Everything becomes obsolete eventually.That's why looking back at the past can help you predict the future.
In 1969, I graduated from the U.S. Merchant Marine Academy and was offered two jobs. I took the job paying $47,000 a year and turned down one paying $75,000 a year because it required me to join a labor union. I'm not against labor unions. I am against being obsolete due to obsolete ideas. As entrepreneurs, we need to stop looking at employees from an Industrial Age point of view. In the Industrial Age, employees were rewarded for things like seniority. In the Information Age, seniority is death via obsolescence. In the Industrial Age, a senior employee had more experience. In the Information Age, experience can be a liability.

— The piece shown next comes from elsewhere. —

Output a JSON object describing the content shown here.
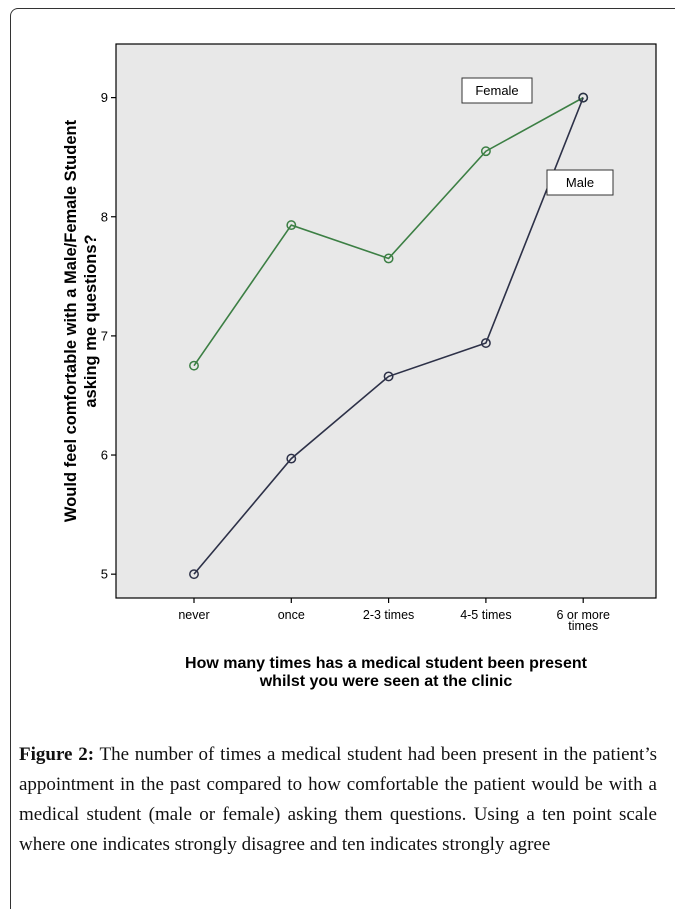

So the challenges facing today's entrepreneurs are: How do you attract, retain and motivate technologically savvy, cutting-edge employees? How do you keep wages and benefits in line with shrinking profit margins? How do you inspire employees to develop new products or services? How do you keep good employees from moving to other companies?

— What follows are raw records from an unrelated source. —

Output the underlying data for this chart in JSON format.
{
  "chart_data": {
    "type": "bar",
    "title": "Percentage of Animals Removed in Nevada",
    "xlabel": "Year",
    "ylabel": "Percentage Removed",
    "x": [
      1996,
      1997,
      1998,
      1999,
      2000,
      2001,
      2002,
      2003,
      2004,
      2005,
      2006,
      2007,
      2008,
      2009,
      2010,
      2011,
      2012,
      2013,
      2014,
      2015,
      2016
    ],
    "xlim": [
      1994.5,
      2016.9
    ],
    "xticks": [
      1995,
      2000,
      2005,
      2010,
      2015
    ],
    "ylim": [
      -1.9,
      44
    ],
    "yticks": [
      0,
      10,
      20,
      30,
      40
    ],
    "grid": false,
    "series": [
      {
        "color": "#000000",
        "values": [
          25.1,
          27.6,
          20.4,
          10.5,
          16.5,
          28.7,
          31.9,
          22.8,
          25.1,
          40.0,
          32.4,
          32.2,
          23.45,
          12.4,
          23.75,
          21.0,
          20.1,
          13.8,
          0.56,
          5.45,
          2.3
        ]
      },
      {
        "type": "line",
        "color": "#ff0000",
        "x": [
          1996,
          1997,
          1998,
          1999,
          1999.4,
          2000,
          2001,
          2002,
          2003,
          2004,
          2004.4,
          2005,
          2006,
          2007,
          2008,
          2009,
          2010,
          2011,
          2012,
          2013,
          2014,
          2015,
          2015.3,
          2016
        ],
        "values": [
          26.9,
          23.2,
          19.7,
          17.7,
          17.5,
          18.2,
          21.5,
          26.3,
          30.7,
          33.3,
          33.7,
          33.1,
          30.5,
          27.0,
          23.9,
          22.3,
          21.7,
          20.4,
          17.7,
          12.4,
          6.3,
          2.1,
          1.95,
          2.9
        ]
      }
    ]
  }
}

I do it by working more collaboratively with younger employees. I ask them to challenge my ideas--as well as their own. For example, the other day I mentioned to a group of younger managers that e-mail was obsolete. They said I didn't know what I was talking about. One called me an "old man."

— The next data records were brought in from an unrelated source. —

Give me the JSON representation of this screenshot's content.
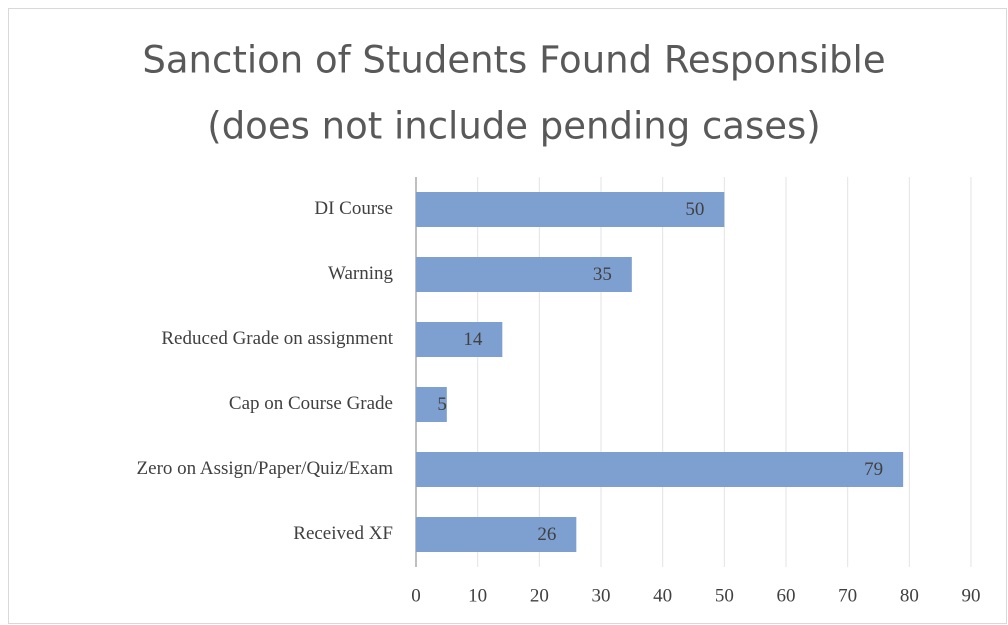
{
  "chart_data": {
    "type": "bar",
    "orientation": "horizontal",
    "title": [
      "Sanction of Students Found Responsible",
      "(does not include pending cases)"
    ],
    "categories": [
      "DI Course",
      "Warning",
      "Reduced Grade on assignment",
      "Cap on Course Grade",
      "Zero on Assign/Paper/Quiz/Exam",
      "Received XF"
    ],
    "values": [
      50,
      35,
      14,
      5,
      79,
      26
    ],
    "color": "#7ea0d1",
    "xlim": [
      0,
      90
    ],
    "xticks": [
      0,
      10,
      20,
      30,
      40,
      50,
      60,
      70,
      80,
      90
    ],
    "grid": true
  }
}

And what they said was true. The fact is, I don't know what I'm talking about. I'm so obsolete that I don't have an e-mail address. All I know is that e-mail will be obsolete, just as labor unions are obsolete and the idea of seniority is obsolete. I was challenging younger employees to predict their future by predicting their own obsolescence. By taking the conversation into the future, it brings two generations together: old guys like me and the young leaders of tomorrow. By forecasting the future, I can share my experiences as they share theirs. When they tell me about using Skype to make long distance phone calls, I see the future for Industrial Age phone companies.
One of the things I'm doing is hiring younger, more tech-savvy team members and putting them on a quasi-board to advise my company about the future. This doesn't mean I follow all their recommendations; it simply means that I need to listen to them and take appropriate action. I also listen with the intent of detecting core values and desires. On the flip side, I'm promoting older tech workers and asking them to be interpreters of the future.
Leadership is about vision. One way to see the future is to see today as the past. In the Information Age, nothing is more dangerous than a person who doesn't know his ideas are obsolete.